Terror at the Opera
Live Review - Venus Magazine Party


Venus Rising
The zine turns twenty at the Empty Bottle


It's 10:30 and event promoter Joe Proulx is looking nervous with a highball in hand. The Empty Bottle has been transformed. There's a cake surrounded by a ring of fanned magazines on the cloth-covered pool table. The stage is backed by a pristine silver-sparkled curtain above which hangs the logo, crafted in scarlet sequined letters, of Venus magazine, which is celebrating the release of its twentieth issue with a bleached-blonde Janeane Garofalo on the cover.

"Do you think many people are going to show?" Proulx asks the bedenimed hipster standing next to him nursing a PBR, as Amy Schroeder, the zine's founder and editor, walks by and flashes a confident, knowing smile: Chicago's cadre of fashonistas are running late due to primping.

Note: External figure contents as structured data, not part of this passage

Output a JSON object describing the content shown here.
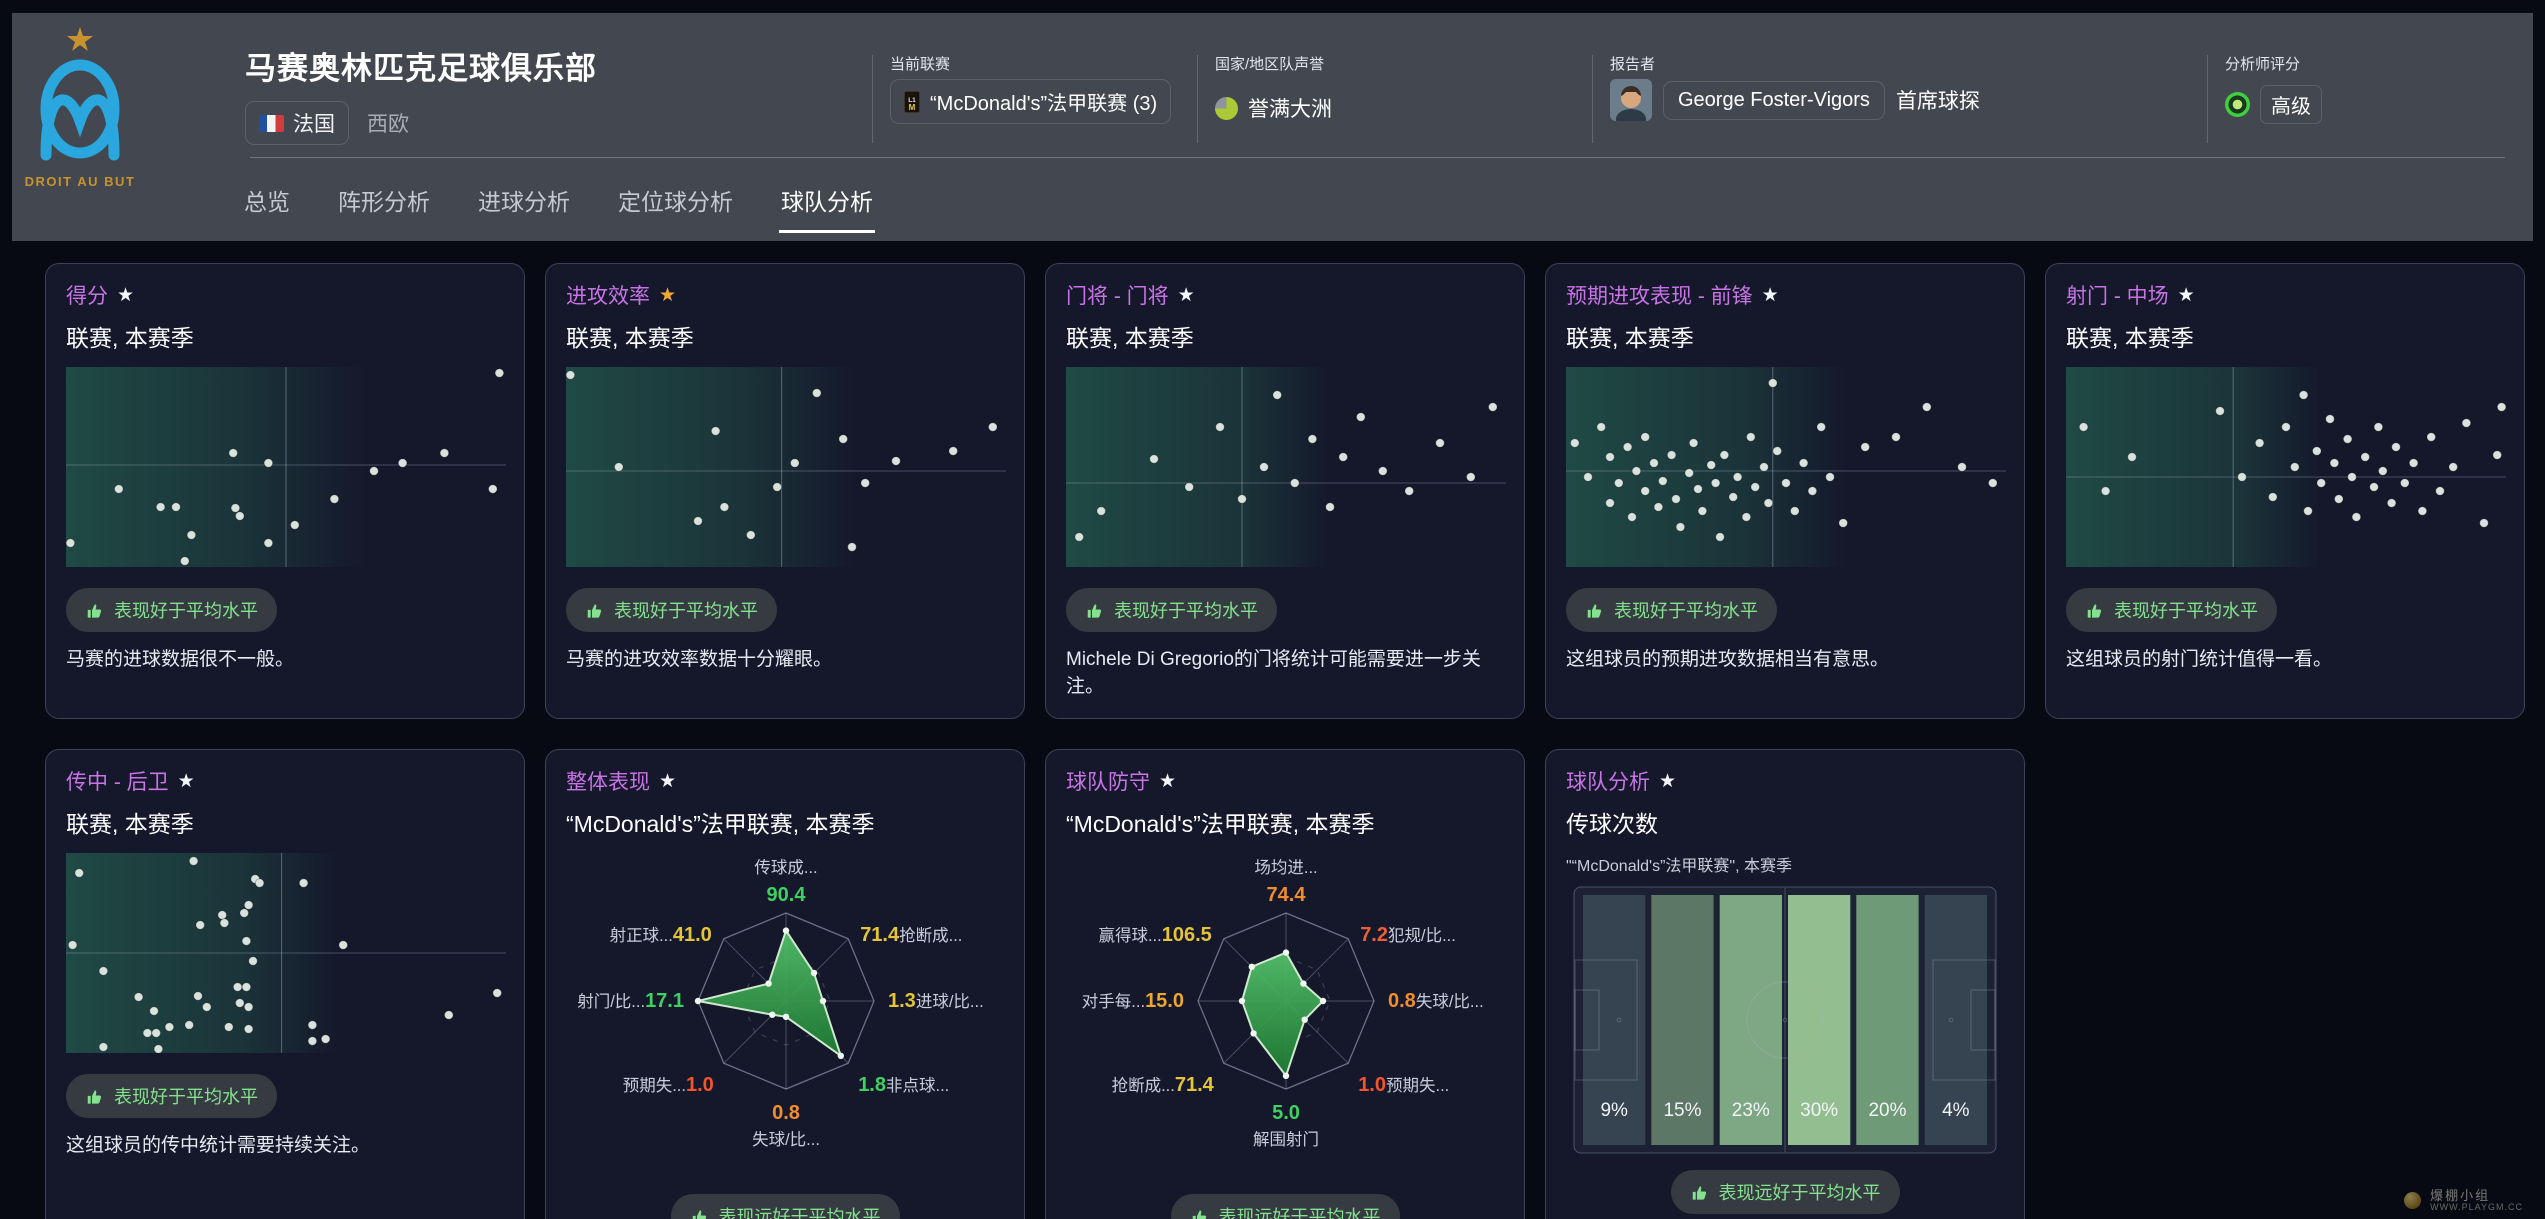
{
  "header": {
    "club_name": "马赛奥林匹克足球俱乐部",
    "motto": "DROIT AU BUT",
    "country": "法国",
    "region": "西欧",
    "sections": {
      "current_league": {
        "label": "当前联赛",
        "value": "“McDonald's”法甲联赛 (3)"
      },
      "nation_reputation": {
        "label": "国家/地区队声誉",
        "value": "誉满大洲"
      },
      "reporter": {
        "label": "报告者",
        "name": "George Foster-Vigors",
        "role": "首席球探"
      },
      "analyst_rating": {
        "label": "分析师评分",
        "value": "高级"
      }
    },
    "tabs": [
      {
        "label": "总览",
        "active": false
      },
      {
        "label": "阵形分析",
        "active": false
      },
      {
        "label": "进球分析",
        "active": false
      },
      {
        "label": "定位球分析",
        "active": false
      },
      {
        "label": "球队分析",
        "active": true
      }
    ]
  },
  "cards": [
    {
      "id": "score",
      "type": "scatter",
      "title": "得分",
      "star_color": "#f5f6fa",
      "subtitle": "联赛, 本赛季",
      "badge": "表现好于平均水平",
      "badge_align": "left",
      "desc": "马赛的进球数据很不一般。",
      "chart": {
        "type": "scatter",
        "vline": 50,
        "hline": 49,
        "gradient_end": 0.68,
        "points": [
          [
            98.5,
            3
          ],
          [
            38,
            43
          ],
          [
            46,
            48
          ],
          [
            86,
            43
          ],
          [
            76.5,
            48
          ],
          [
            70,
            52
          ],
          [
            12,
            61
          ],
          [
            61,
            66
          ],
          [
            97,
            61
          ],
          [
            21.5,
            70
          ],
          [
            25,
            70
          ],
          [
            38.5,
            70.5
          ],
          [
            39.5,
            74.5
          ],
          [
            52,
            79
          ],
          [
            28.5,
            84
          ],
          [
            1,
            88
          ],
          [
            46,
            88
          ],
          [
            27,
            97
          ]
        ]
      }
    },
    {
      "id": "attacking-efficiency",
      "type": "scatter",
      "title": "进攻效率",
      "star_color": "#efa832",
      "subtitle": "联赛, 本赛季",
      "badge": "表现好于平均水平",
      "badge_align": "left",
      "desc": "马赛的进攻效率数据十分耀眼。",
      "chart": {
        "type": "scatter",
        "vline": 49,
        "hline": 52,
        "gradient_end": 0.66,
        "points": [
          [
            1,
            4
          ],
          [
            12,
            50
          ],
          [
            30,
            77
          ],
          [
            34,
            32
          ],
          [
            36,
            70
          ],
          [
            42,
            84
          ],
          [
            48,
            60
          ],
          [
            52,
            48
          ],
          [
            57,
            13
          ],
          [
            63,
            36
          ],
          [
            65,
            90
          ],
          [
            68,
            58
          ],
          [
            75,
            47
          ],
          [
            88,
            42
          ],
          [
            97,
            30
          ]
        ]
      }
    },
    {
      "id": "goalkeeper",
      "type": "scatter",
      "title": "门将 - 门将",
      "star_color": "#f5f6fa",
      "subtitle": "联赛, 本赛季",
      "badge": "表现好于平均水平",
      "badge_align": "left",
      "desc": "Michele Di Gregorio的门将统计可能需要进一步关注。",
      "chart": {
        "type": "scatter",
        "vline": 40,
        "hline": 58,
        "gradient_end": 0.6,
        "points": [
          [
            3,
            85
          ],
          [
            8,
            72
          ],
          [
            20,
            46
          ],
          [
            28,
            60
          ],
          [
            35,
            30
          ],
          [
            40,
            66
          ],
          [
            45,
            50
          ],
          [
            48,
            14
          ],
          [
            52,
            58
          ],
          [
            56,
            36
          ],
          [
            60,
            70
          ],
          [
            63,
            45
          ],
          [
            67,
            25
          ],
          [
            72,
            52
          ],
          [
            78,
            62
          ],
          [
            85,
            38
          ],
          [
            92,
            55
          ],
          [
            97,
            20
          ]
        ]
      }
    },
    {
      "id": "expected-attacking-forwards",
      "type": "scatter",
      "title": "预期进攻表现 - 前锋",
      "star_color": "#f5f6fa",
      "subtitle": "联赛, 本赛季",
      "badge": "表现好于平均水平",
      "badge_align": "left",
      "desc": "这组球员的预期进攻数据相当有意思。",
      "chart": {
        "type": "scatter",
        "vline": 47,
        "hline": 52,
        "gradient_end": 0.64,
        "points": [
          [
            2,
            38
          ],
          [
            5,
            55
          ],
          [
            8,
            30
          ],
          [
            10,
            45
          ],
          [
            10,
            68
          ],
          [
            12,
            58
          ],
          [
            14,
            40
          ],
          [
            15,
            75
          ],
          [
            16,
            52
          ],
          [
            18,
            62
          ],
          [
            18,
            35
          ],
          [
            20,
            48
          ],
          [
            21,
            70
          ],
          [
            22,
            57
          ],
          [
            24,
            44
          ],
          [
            25,
            66
          ],
          [
            26,
            80
          ],
          [
            28,
            53
          ],
          [
            29,
            38
          ],
          [
            30,
            61
          ],
          [
            31,
            72
          ],
          [
            33,
            49
          ],
          [
            34,
            58
          ],
          [
            35,
            85
          ],
          [
            36,
            44
          ],
          [
            38,
            65
          ],
          [
            39,
            55
          ],
          [
            41,
            75
          ],
          [
            42,
            35
          ],
          [
            43,
            60
          ],
          [
            45,
            50
          ],
          [
            46,
            68
          ],
          [
            47,
            8
          ],
          [
            48,
            42
          ],
          [
            50,
            58
          ],
          [
            52,
            72
          ],
          [
            54,
            48
          ],
          [
            56,
            62
          ],
          [
            58,
            30
          ],
          [
            60,
            55
          ],
          [
            63,
            78
          ],
          [
            68,
            40
          ],
          [
            75,
            35
          ],
          [
            82,
            20
          ],
          [
            90,
            50
          ],
          [
            97,
            58
          ]
        ]
      }
    },
    {
      "id": "shots-midfield",
      "type": "scatter",
      "title": "射门 - 中场",
      "star_color": "#f5f6fa",
      "subtitle": "联赛, 本赛季",
      "badge": "表现好于平均水平",
      "badge_align": "left",
      "desc": "这组球员的射门统计值得一看。",
      "chart": {
        "type": "scatter",
        "vline": 38,
        "hline": 55,
        "gradient_end": 0.58,
        "points": [
          [
            4,
            30
          ],
          [
            9,
            62
          ],
          [
            15,
            45
          ],
          [
            35,
            22
          ],
          [
            40,
            55
          ],
          [
            44,
            38
          ],
          [
            47,
            65
          ],
          [
            50,
            30
          ],
          [
            52,
            50
          ],
          [
            54,
            14
          ],
          [
            55,
            72
          ],
          [
            57,
            42
          ],
          [
            58,
            58
          ],
          [
            60,
            26
          ],
          [
            61,
            48
          ],
          [
            62,
            66
          ],
          [
            64,
            36
          ],
          [
            65,
            55
          ],
          [
            66,
            75
          ],
          [
            68,
            45
          ],
          [
            70,
            60
          ],
          [
            71,
            30
          ],
          [
            72,
            52
          ],
          [
            74,
            68
          ],
          [
            75,
            40
          ],
          [
            77,
            58
          ],
          [
            79,
            48
          ],
          [
            81,
            72
          ],
          [
            83,
            35
          ],
          [
            85,
            62
          ],
          [
            88,
            50
          ],
          [
            91,
            28
          ],
          [
            95,
            78
          ],
          [
            98,
            44
          ],
          [
            99,
            20
          ]
        ]
      }
    },
    {
      "id": "crosses-defenders",
      "type": "scatter",
      "title": "传中 - 后卫",
      "star_color": "#f5f6fa",
      "subtitle": "联赛, 本赛季",
      "badge": "表现好于平均水平",
      "badge_align": "left",
      "desc": "这组球员的传中统计需要持续关注。",
      "chart": {
        "type": "scatter",
        "vline": 49,
        "hline": 50,
        "gradient_end": 0.62,
        "points": [
          [
            29,
            4
          ],
          [
            3,
            10
          ],
          [
            43,
            13
          ],
          [
            44,
            15
          ],
          [
            54,
            15
          ],
          [
            41.5,
            26
          ],
          [
            40.5,
            30
          ],
          [
            35.5,
            31
          ],
          [
            36,
            35
          ],
          [
            30.5,
            36
          ],
          [
            1.5,
            46
          ],
          [
            41,
            44
          ],
          [
            63,
            46
          ],
          [
            42.5,
            54
          ],
          [
            8.5,
            59
          ],
          [
            16.5,
            72
          ],
          [
            20,
            79
          ],
          [
            30,
            71.5
          ],
          [
            32,
            77
          ],
          [
            39,
            67
          ],
          [
            41,
            67
          ],
          [
            39.5,
            75
          ],
          [
            41.5,
            77
          ],
          [
            23.5,
            87
          ],
          [
            28,
            86
          ],
          [
            18.5,
            90
          ],
          [
            20.5,
            90
          ],
          [
            37,
            87
          ],
          [
            41.5,
            88
          ],
          [
            56,
            86
          ],
          [
            56,
            94
          ],
          [
            59,
            93
          ],
          [
            98,
            70
          ],
          [
            87,
            81
          ],
          [
            8.5,
            97
          ],
          [
            21,
            98
          ]
        ]
      }
    },
    {
      "id": "overall-performance",
      "type": "radar",
      "title": "整体表现",
      "star_color": "#f5f6fa",
      "subtitle": "“McDonald's”法甲联赛, 本赛季",
      "badge": "表现远好于平均水平",
      "badge_align": "center",
      "chart": {
        "type": "radar",
        "axes": [
          {
            "label": "传球成...",
            "value": "90.4",
            "color": "#3ed160",
            "r": 0.8
          },
          {
            "label": "抢断成...",
            "value": "71.4",
            "color": "#e5c438",
            "r": 0.45
          },
          {
            "label": "进球/比...",
            "value": "1.3",
            "color": "#e5c438",
            "r": 0.42
          },
          {
            "label": "非点球...",
            "value": "1.8",
            "color": "#3ed160",
            "r": 0.88
          },
          {
            "label": "失球/比...",
            "value": "0.8",
            "color": "#ef8d2f",
            "r": 0.18
          },
          {
            "label": "预期失...",
            "value": "1.0",
            "color": "#f2552c",
            "r": 0.22
          },
          {
            "label": "射门/比...",
            "value": "17.1",
            "color": "#3ed160",
            "r": 1.0
          },
          {
            "label": "射正球...",
            "value": "41.0",
            "color": "#e5c438",
            "r": 0.28
          }
        ]
      }
    },
    {
      "id": "team-defence",
      "type": "radar",
      "title": "球队防守",
      "star_color": "#f5f6fa",
      "subtitle": "“McDonald's”法甲联赛, 本赛季",
      "badge": "表现远好于平均水平",
      "badge_align": "center",
      "chart": {
        "type": "radar",
        "axes": [
          {
            "label": "场均进...",
            "value": "74.4",
            "color": "#ef8d2f",
            "r": 0.55
          },
          {
            "label": "犯规/比...",
            "value": "7.2",
            "color": "#ee5f35",
            "r": 0.28
          },
          {
            "label": "失球/比...",
            "value": "0.8",
            "color": "#ef8d2f",
            "r": 0.42
          },
          {
            "label": "预期失...",
            "value": "1.0",
            "color": "#f2552c",
            "r": 0.3
          },
          {
            "label": "解围射门",
            "value": "5.0",
            "color": "#3ed160",
            "r": 0.85
          },
          {
            "label": "抢断成...",
            "value": "71.4",
            "color": "#e5c438",
            "r": 0.52
          },
          {
            "label": "对手每...",
            "value": "15.0",
            "color": "#eda62f",
            "r": 0.5
          },
          {
            "label": "赢得球...",
            "value": "106.5",
            "color": "#e5c438",
            "r": 0.55
          }
        ]
      }
    },
    {
      "id": "team-analysis-passes",
      "type": "pitch",
      "title": "球队分析",
      "star_color": "#f5f6fa",
      "subtitle": "传球次数",
      "subtitle2": "\"“McDonald's”法甲联赛\", 本赛季",
      "badge": "表现远好于平均水平",
      "badge_align": "center",
      "chart": {
        "type": "pitch-zones",
        "zones": [
          {
            "pct": "9%",
            "color": "rgba(56,70,82,0.92)"
          },
          {
            "pct": "15%",
            "color": "#5c7765"
          },
          {
            "pct": "23%",
            "color": "#7ea883"
          },
          {
            "pct": "30%",
            "color": "#93be90"
          },
          {
            "pct": "20%",
            "color": "#6f9a77"
          },
          {
            "pct": "4%",
            "color": "rgba(56,70,82,0.92)"
          }
        ]
      }
    }
  ],
  "watermark": {
    "line1": "爆棚小组",
    "line2": "WWW.PLAYGM.CC"
  }
}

As Gretchen Gonzales of Detroit's garage rock girl-super group Slumber Party takes to the stage to debut her new duo, Terror at the Opera, a steady stream of indie grrls and boys in reconstituted vintage fashions, American Apparel ringer tees, and designer-trunk-sale finds fill the room. When the crew of Thrill Jockey veterans arrives shortly after like some indie-rock alumni club, including members of Tortoise in requisite urban lumberjack garb, it's clear that the night is going to be a post-whatever-you-think-is-hip event.

After locals Pit er Pat heat things up and make hearts beat in sync, DJ Jim Magas takes to the turntables and the most unthinkable event occurs: There is dancing at the Empty Bottle.